The enclosed Proxy is furnished for you to specify your
choices with respect to the matters referred to in the accompanying notice and
described in this Proxy Statement. If you wish to vote in accordance with the
Board's recommendations, merely sign, date and return the Proxy in the enclosed
envelope, which requires no postage if mailed in the United States. A prompt
return of your Proxy will be appreciated.
By Order of the Board of Directors
Date: April 24, 2000
Frank C. Heyman, Secretary
<PAGE>
PROXY
GALAXY ENTERPRISES, INC.
This Proxy is solicited on behalf of the Board of Directors
The undersigned hereby appoints John J. Poelman and Frank C. Heyman and each of
them as Proxies, with full power of substitution, and hereby authorizes them to
represent and vote, as designated on the reverse, all shares of Common Stock of
the Company held of record by the undersigned on April 21, 2000, at the Annual
Meeting of Shareholders to be held at the Company's corporate offices at 754
East Technology Avenue, Orem, Utah 84097, on Wednesday, May 17, 2000, at 10:00
a.m., local time, or at any adjournment thereof.
(To Be Signed On Reverse Side.)
[x] Please mark your votes as in this example.
For Withheld
1. Election of Directors. [ ] [ ] Nominees: John J. Poelman
Brandon B. Lewis
Frank C. Heyman
Darral G. Clarke
(INSTRUCTIONS: To withhold authority to vote for any individual nominee, write
that nominee's name on the space provided below.)
- --------------------------------------------------------------------------------
For Against Abstain
2. To amend the Company's 1997 Stock [ ] [ ] [ ]
Option Plan to increase the number
of shares authorized for issuance
under the Plan from 1,000,000 to
2,000,000.
3. In their discretion, the Proxies [ ] [ ] [ ]

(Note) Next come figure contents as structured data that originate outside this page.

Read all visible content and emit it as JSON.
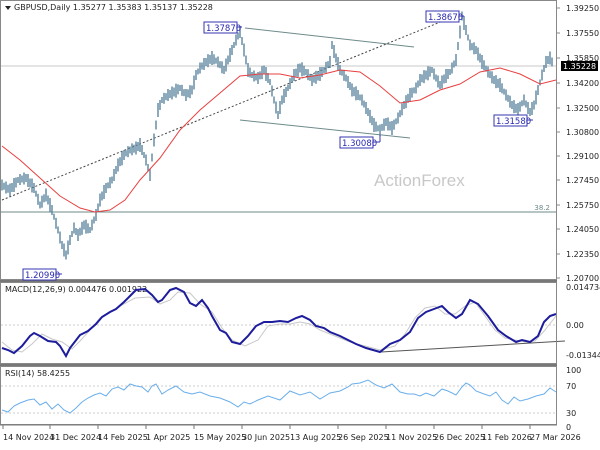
{
  "header": {
    "symbol": "GBPUSD,Daily",
    "ohlc": "1.35277 1.35383 1.35137 1.35228",
    "title_full": "GBPUSD,Daily  1.35277 1.35383 1.35137 1.35228"
  },
  "watermark": "ActionForex",
  "price_axis": {
    "ticks": [
      "1.39250",
      "1.37550",
      "1.35850",
      "1.34200",
      "1.32500",
      "1.30800",
      "1.29100",
      "1.27450",
      "1.25750",
      "1.24050",
      "1.22350",
      "1.20700"
    ],
    "current_price": "1.35228"
  },
  "fib_label": "38.2",
  "callouts": [
    {
      "text": "1.37870"
    },
    {
      "text": "1.38670"
    },
    {
      "text": "1.30080"
    },
    {
      "text": "1.31580"
    },
    {
      "text": "1.20990"
    }
  ],
  "macd": {
    "label": "MACD(12,26,9) 0.004476 0.001922",
    "axis": [
      "0.014734",
      "0.00",
      "-0.013442"
    ]
  },
  "rsi": {
    "label": "RSI(14) 58.4255",
    "axis": [
      "100",
      "70",
      "30",
      "0"
    ]
  },
  "time_axis": [
    "14 Nov 2024",
    "31 Dec 2024",
    "14 Feb 2025",
    "1 Apr 2025",
    "15 May 2025",
    "30 Jun 2025",
    "13 Aug 2025",
    "26 Sep 2025",
    "11 Nov 2025",
    "26 Dec 2025",
    "11 Feb 2026",
    "27 Mar 2026"
  ],
  "colors": {
    "candles": "#5b86a0",
    "ma": "#e84040",
    "macd_line": "#1c1c9c",
    "signal_line": "#c8c8c8",
    "rsi_line": "#6aaeea",
    "channel": "#6e8a8a",
    "callout_border": "#3434b0"
  },
  "chart_data": [
    {
      "type": "line",
      "title": "GBPUSD,Daily",
      "subtitle": "1.35277 1.35383 1.35137 1.35228",
      "xlabel": "",
      "ylabel": "",
      "ylim": [
        1.2,
        1.399
      ],
      "x": [
        "14 Nov 2024",
        "31 Dec 2024",
        "14 Feb 2025",
        "1 Apr 2025",
        "15 May 2025",
        "30 Jun 2025",
        "13 Aug 2025",
        "26 Sep 2025",
        "11 Nov 2025",
        "26 Dec 2025",
        "11 Feb 2026",
        "27 Mar 2026"
      ],
      "series": [
        {
          "name": "GBPUSD close (approx)",
          "values": [
            1.268,
            1.228,
            1.245,
            1.292,
            1.34,
            1.365,
            1.35,
            1.345,
            1.31,
            1.365,
            1.35,
            1.352
          ]
        },
        {
          "name": "Moving average (approx)",
          "values": [
            1.293,
            1.262,
            1.255,
            1.285,
            1.322,
            1.345,
            1.34,
            1.345,
            1.33,
            1.34,
            1.352,
            1.345
          ]
        }
      ],
      "annotations": [
        "1.37870 (high)",
        "1.38670 (high)",
        "1.30080 (low)",
        "1.31580 (low)",
        "1.20990 (low)",
        "38.2 fib level at ~1.2575",
        "Current price 1.35228"
      ],
      "grid": false
    },
    {
      "type": "line",
      "title": "MACD(12,26,9) 0.004476 0.001922",
      "ylim": [
        -0.013442,
        0.014734
      ],
      "series": [
        {
          "name": "MACD",
          "values": [
            -0.008,
            -0.012,
            -0.002,
            -0.011,
            0.005,
            0.012,
            0.003,
            -0.007,
            -0.012,
            0.01,
            -0.005,
            0.0045
          ]
        },
        {
          "name": "Signal",
          "values": [
            -0.006,
            -0.01,
            -0.003,
            -0.009,
            0.003,
            0.011,
            0.004,
            -0.005,
            -0.01,
            0.009,
            -0.006,
            0.0019
          ]
        }
      ]
    },
    {
      "type": "line",
      "title": "RSI(14) 58.4255",
      "ylim": [
        0,
        100
      ],
      "series": [
        {
          "name": "RSI",
          "values": [
            38,
            45,
            40,
            35,
            55,
            65,
            58,
            50,
            38,
            62,
            45,
            58.4
          ]
        }
      ],
      "annotations": [
        "levels 70 and 30"
      ]
    }
  ]
}
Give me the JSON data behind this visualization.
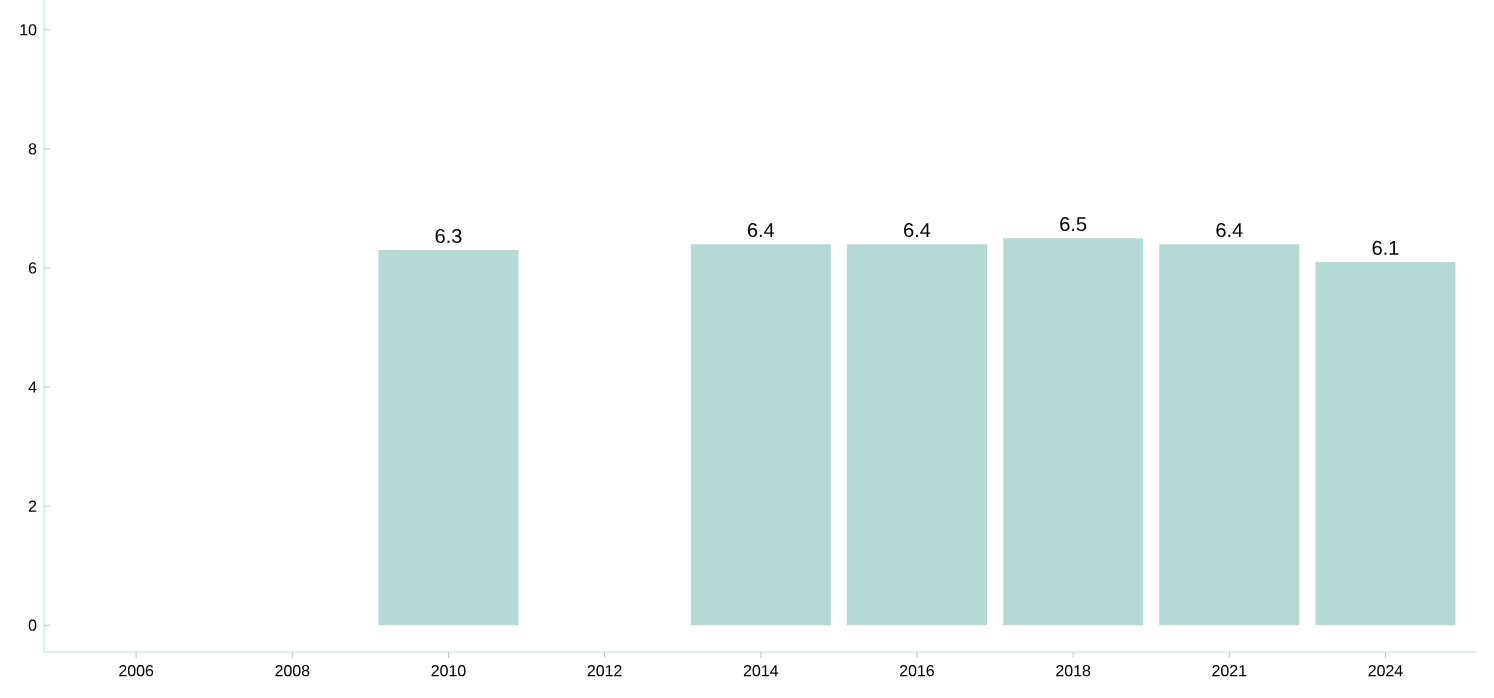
{
  "chart_data": {
    "type": "bar",
    "categories": [
      "2006",
      "2008",
      "2010",
      "2012",
      "2014",
      "2016",
      "2018",
      "2021",
      "2024"
    ],
    "values": [
      null,
      null,
      6.3,
      null,
      6.4,
      6.4,
      6.5,
      6.4,
      6.1
    ],
    "color": "#b5d9d3",
    "ylim": [
      -0.45,
      10.5
    ],
    "yticks": [
      0,
      2,
      4,
      6,
      8,
      10
    ],
    "data_labels": true
  }
}
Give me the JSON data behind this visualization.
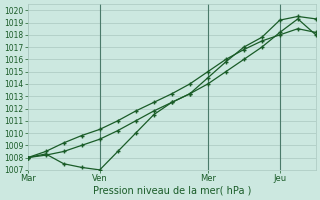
{
  "bg_color": "#cce8e0",
  "grid_color": "#aac8c0",
  "line_color": "#1a5c28",
  "vline_color": "#4a7a6a",
  "xlabel": "Pression niveau de la mer( hPa )",
  "ylim": [
    1007,
    1020.5
  ],
  "xlim": [
    0,
    192
  ],
  "yticks": [
    1007,
    1008,
    1009,
    1010,
    1011,
    1012,
    1013,
    1014,
    1015,
    1016,
    1017,
    1018,
    1019,
    1020
  ],
  "xtick_positions": [
    0,
    48,
    120,
    168
  ],
  "xtick_labels": [
    "Mar",
    "Ven",
    "Mer",
    "Jeu"
  ],
  "vline_positions": [
    48,
    120,
    168
  ],
  "series1_x": [
    0,
    12,
    24,
    36,
    48,
    60,
    72,
    84,
    96,
    108,
    120,
    132,
    144,
    156,
    168,
    180,
    192
  ],
  "series1_y": [
    1008,
    1008.2,
    1008.5,
    1009.0,
    1009.5,
    1010.2,
    1011.0,
    1011.8,
    1012.5,
    1013.2,
    1014.0,
    1015.0,
    1016.0,
    1017.0,
    1018.2,
    1019.3,
    1018.0
  ],
  "series2_x": [
    0,
    12,
    24,
    36,
    48,
    60,
    72,
    84,
    96,
    108,
    120,
    132,
    144,
    156,
    168,
    180,
    192
  ],
  "series2_y": [
    1008.0,
    1008.3,
    1007.5,
    1007.2,
    1007.0,
    1008.5,
    1010.0,
    1011.5,
    1012.5,
    1013.2,
    1014.5,
    1015.8,
    1017.0,
    1017.8,
    1019.2,
    1019.5,
    1019.3
  ],
  "series3_x": [
    0,
    12,
    24,
    36,
    48,
    60,
    72,
    84,
    96,
    108,
    120,
    132,
    144,
    156,
    168,
    180,
    192
  ],
  "series3_y": [
    1008.0,
    1008.5,
    1009.2,
    1009.8,
    1010.3,
    1011.0,
    1011.8,
    1012.5,
    1013.2,
    1014.0,
    1015.0,
    1016.0,
    1016.8,
    1017.5,
    1018.0,
    1018.5,
    1018.2
  ]
}
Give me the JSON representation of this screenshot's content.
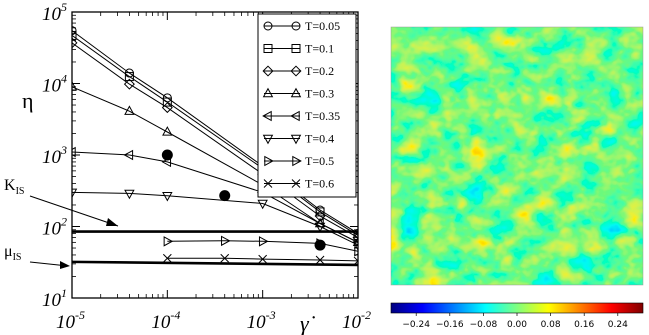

are authorized to vote upon such
other business as may properly come
before the Annual Meeting.
THIS PROXY WHEN PROPERLY EXECUTED WILL BE VOTED IN THE MANNER DIRECTED HEREIN BY
THE UNDERSIGNED SHAREHOLDER. IF NO DIRECTION IS MADE, THIS PROXY WILL BE VOTED
FOR PROPOSALS 1, 2 AND 3.
Please sign and date this Proxy where shown below and return it promptly:
No postage is required if this Proxy is returned in the enclosed envelope and
mailed in the United States.
SIGNATURE(S) ________________________________________ DATE ___________________
Note: Please sign above exactly as the shares are issued. When shares are held
by joint tenants, both should sign. When signing as attorney, executor,
administrator, trustee or guardian, please give the full title as such. If a
corporation, please sign in full corporate name by President or other authorized
officer. If a partnership, please sign in partnership name by authorized person.